Saab on track for early warning system delivery
DUBAI AIRSHOW NEWS: Saab on track to deliver airborne early warning systems
Dubai, United Arab Emirates – Two other airborne early warning systems that the UAE Defense Ministry purchased from Saab earlier this year have entered production, according to the company.
Saab began production on the GlobalEye platforms – an early warning and airborne control system that was first purchased by the United Arab Emirates in 2015 – in Sweden earlier this year, Nov. 15 said. Marketing and Sales Director Tomas Lundin at a press conference at the Dubai Airshow. .
He declined to comment on the estimated delivery date for the two remaining systems, although the contract gives Saab until 2025.
“I cannot comment on the exact deliveries,” he said. “I can say that we have the planes in Sweden and we are currently doing the production work on them. “
The platform is capable of tracking objects such as cruise missiles and hypersonic weapons using a combination of passive and active sensors. It operates using jam-resistant radar that is capable of monitoring a larger area than ground systems, he said.
“You can operate in an environment of intense interference, and we see this as extremely important progress,” he said.
The first three GlobalEye systems were delivered in 10 months at the height of the COVID-19 pandemic, he noted, calling it a “record” feat for Saab.
The system is installed in the Bombardier Global 6000 business jet, and it will later be integrated into the Global 6500.

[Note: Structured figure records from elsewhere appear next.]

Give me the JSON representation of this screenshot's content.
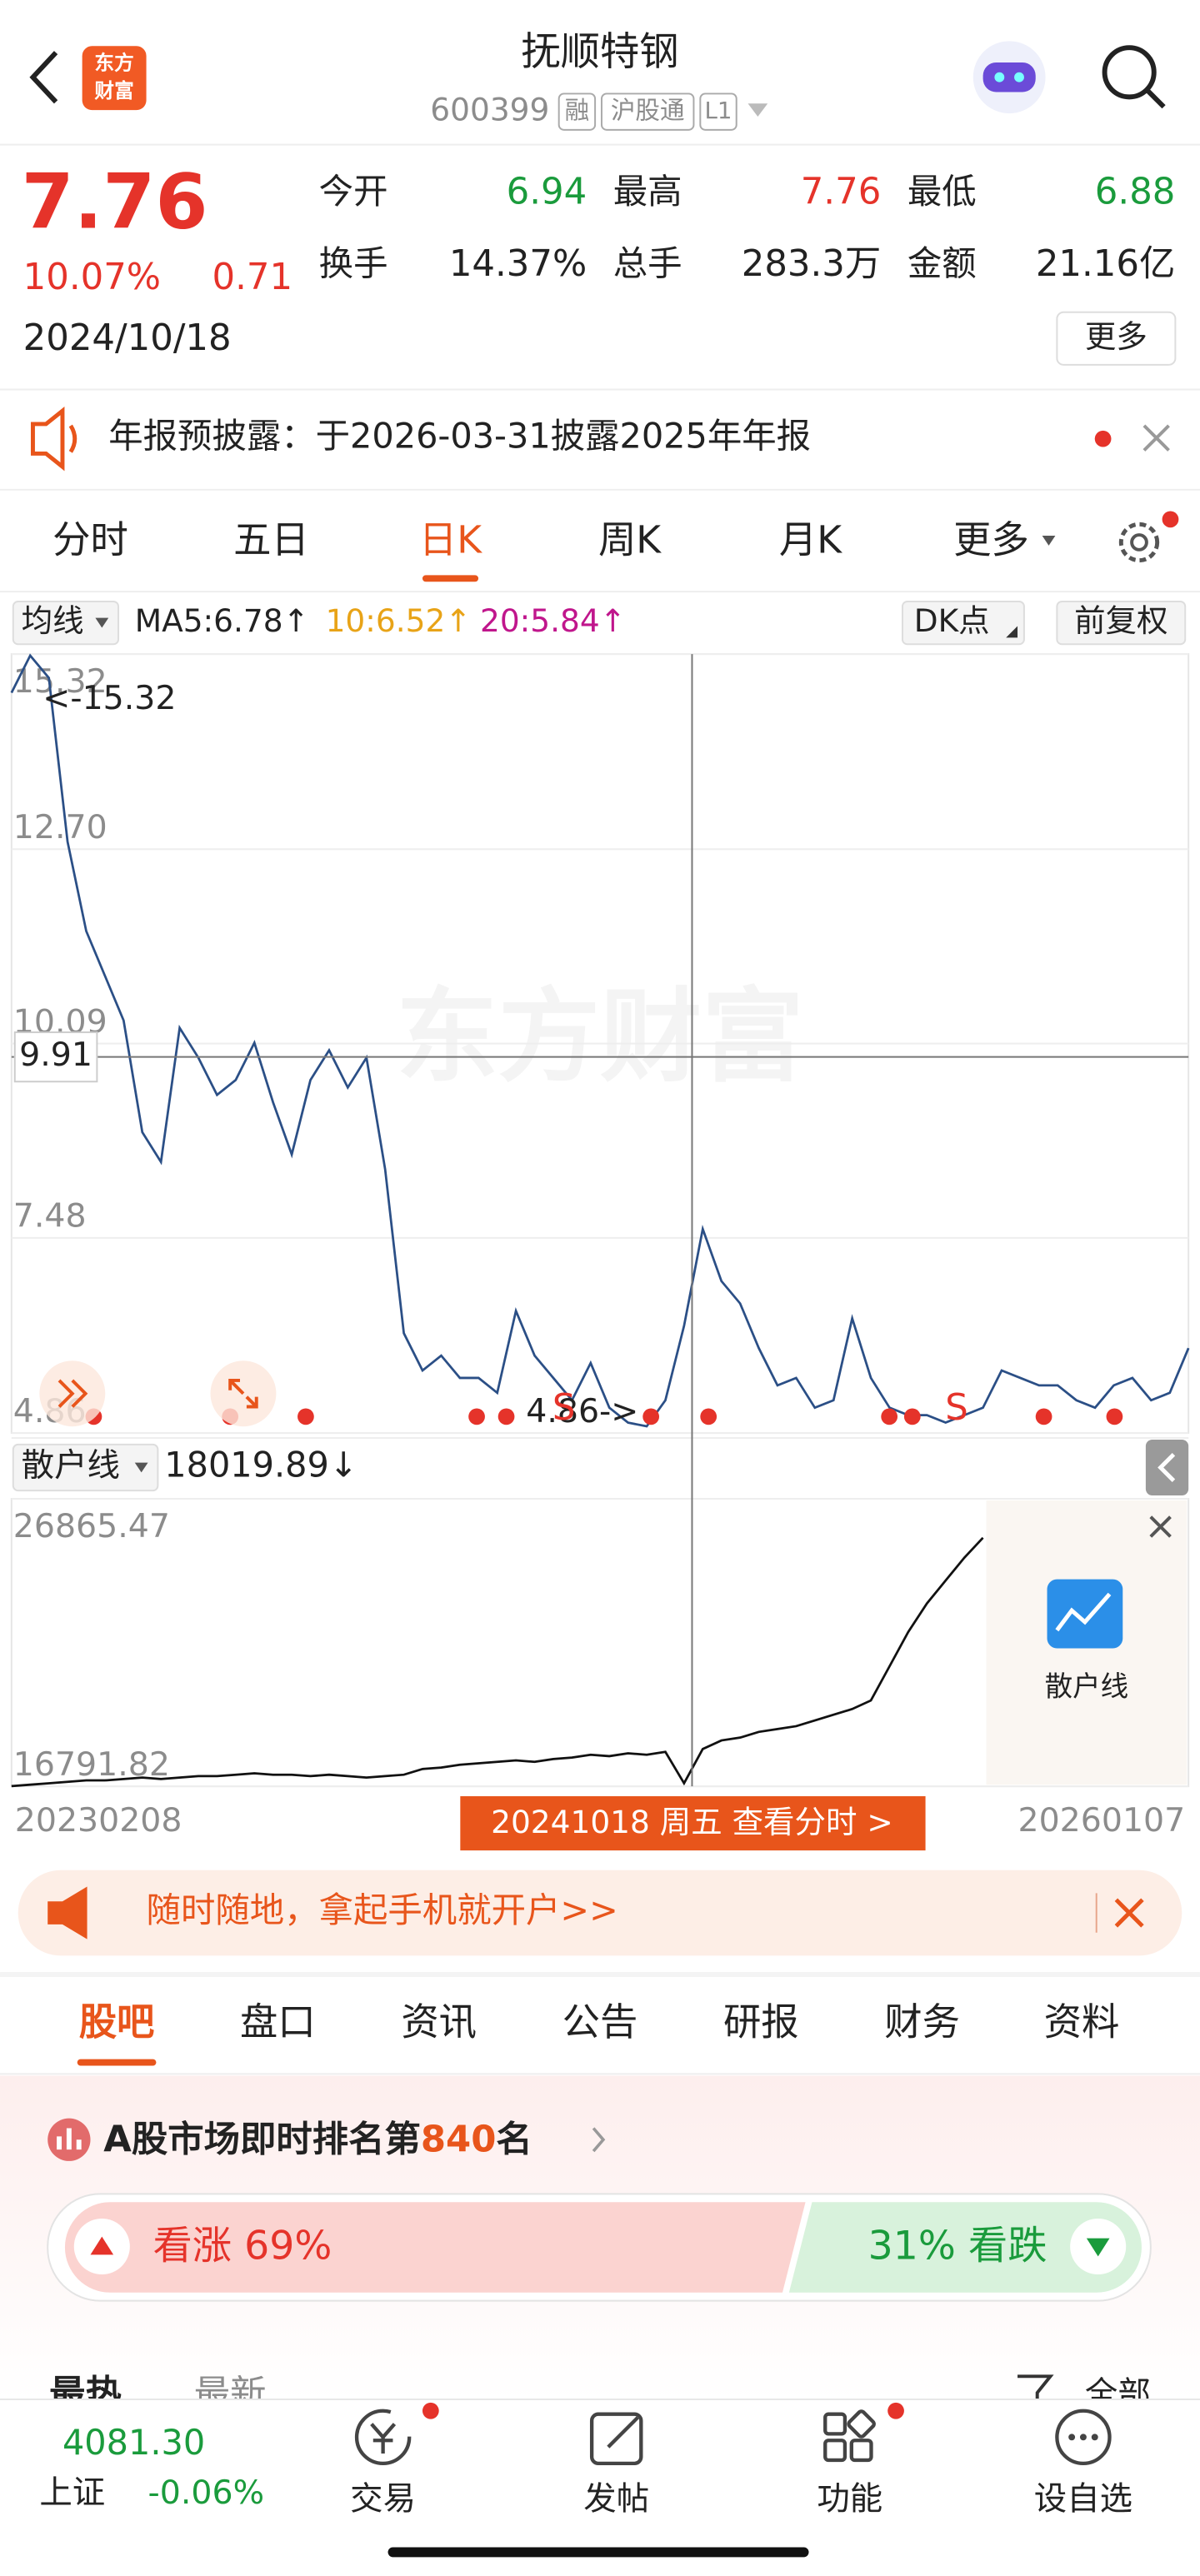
{
  "header": {
    "logo": [
      "东方",
      "财富"
    ],
    "title": "抚顺特钢",
    "code": "600399",
    "tags": [
      "融",
      "沪股通",
      "L1"
    ]
  },
  "quote": {
    "price": "7.76",
    "change_pct": "10.07%",
    "change": "0.71",
    "date": "2024/10/18",
    "stats": [
      {
        "label": "今开",
        "value": "6.94"
      },
      {
        "label": "最高",
        "value": "7.76"
      },
      {
        "label": "最低",
        "value": "6.88"
      },
      {
        "label": "换手",
        "value": "14.37%"
      },
      {
        "label": "总手",
        "value": "283.3万"
      },
      {
        "label": "金额",
        "value": "21.16亿"
      }
    ],
    "more": "更多"
  },
  "notice": "年报预披露：于2026-03-31披露2025年年报",
  "tabs": {
    "items": [
      "分时",
      "五日",
      "日K",
      "周K",
      "月K",
      "更多"
    ],
    "active": 2
  },
  "indicators": {
    "selector": "均线",
    "ma5": "MA5:6.78↑",
    "ma10": "10:6.52↑",
    "ma20": "20:5.84↑",
    "dk": "DK点",
    "adjust": "前复权"
  },
  "price_chart": {
    "type": "line",
    "watermark": "东方财富",
    "color": "#2b4f86",
    "ylim": [
      4.86,
      15.32
    ],
    "yticks": [
      15.32,
      {
        "value": 12.7,
        "label": "12.70"
      },
      10.09,
      7.48,
      4.86
    ],
    "cursor_value": 9.91,
    "high_label": "<-15.32",
    "low_label": "4.86->",
    "signals": [
      "S",
      "S"
    ],
    "values": [
      14.8,
      15.3,
      15.0,
      12.8,
      11.6,
      11.0,
      10.4,
      8.9,
      8.5,
      10.3,
      9.9,
      9.4,
      9.6,
      10.1,
      9.3,
      8.6,
      9.6,
      10.0,
      9.5,
      9.9,
      8.4,
      6.2,
      5.7,
      5.9,
      5.6,
      5.6,
      5.4,
      6.5,
      5.9,
      5.6,
      5.3,
      5.8,
      5.2,
      5.0,
      4.95,
      5.3,
      6.3,
      7.6,
      6.9,
      6.6,
      6.0,
      5.5,
      5.6,
      5.2,
      5.3,
      6.4,
      5.6,
      5.2,
      5.1,
      5.1,
      5.0,
      5.1,
      5.2,
      5.7,
      5.6,
      5.5,
      5.5,
      5.3,
      5.2,
      5.5,
      5.6,
      5.3,
      5.4,
      6.0
    ]
  },
  "retail_chart": {
    "type": "line",
    "selector": "散户线",
    "current": "18019.89↓",
    "badge": "散户线",
    "color": "#111111",
    "ylim": [
      16791.82,
      26865.47
    ],
    "yticks": [
      26865.47,
      16791.82
    ],
    "values": [
      16800,
      16850,
      16900,
      16950,
      17000,
      17000,
      17050,
      17100,
      17050,
      17100,
      17150,
      17150,
      17200,
      17250,
      17200,
      17200,
      17150,
      17200,
      17150,
      17100,
      17150,
      17200,
      17400,
      17450,
      17550,
      17600,
      17650,
      17700,
      17650,
      17750,
      17800,
      17900,
      17850,
      17950,
      17900,
      18000,
      16900,
      18100,
      18400,
      18500,
      18700,
      18800,
      18900,
      19100,
      19300,
      19500,
      19800,
      21000,
      22200,
      23200,
      24000,
      24800,
      25500
    ],
    "start_date": "20230208",
    "end_date": "20260107",
    "cursor_label": "20241018 周五 查看分时 >"
  },
  "banner": "随时随地，拿起手机就开户>>",
  "content_tabs": {
    "items": [
      "股吧",
      "盘口",
      "资讯",
      "公告",
      "研报",
      "财务",
      "资料"
    ],
    "active": 0
  },
  "ranking": {
    "prefix": "A股市场即时排名第",
    "rank": "840",
    "suffix": "名"
  },
  "sentiment": {
    "bull": "看涨 69%",
    "bear": "31% 看跌"
  },
  "feed_tabs": {
    "items": [
      "最热",
      "最新"
    ],
    "filter": "全部"
  },
  "bottom_bar": {
    "index_value": "4081.30",
    "index_name": "上证",
    "index_change": "-0.06%",
    "nav": [
      "交易",
      "发帖",
      "功能",
      "设自选"
    ]
  }
}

Lundin declined to say when Saab will make a full transition to the new model, but said it wouldn’t be difficult to make adjustments for integration with the new aircraft.
The contract for the systems is worth more than $ 1 billion over the contract period from 2020 to 2025, according to Saab.
Sweden also bought the GlobalEye earlier this month to replace its aging AEW-300 system, also produced by Saab, Lundin noted.
Saab still continues to operate in South Korea. Seoul announced plans to purchase two more early warning systems last year. The client has indicated that it will go ahead with procurement and issue a request for proposal sometime next year, according to Lundin.
“Normally for such a big contract it takes another year to finalize things, so I think that would be the deadline,” he said.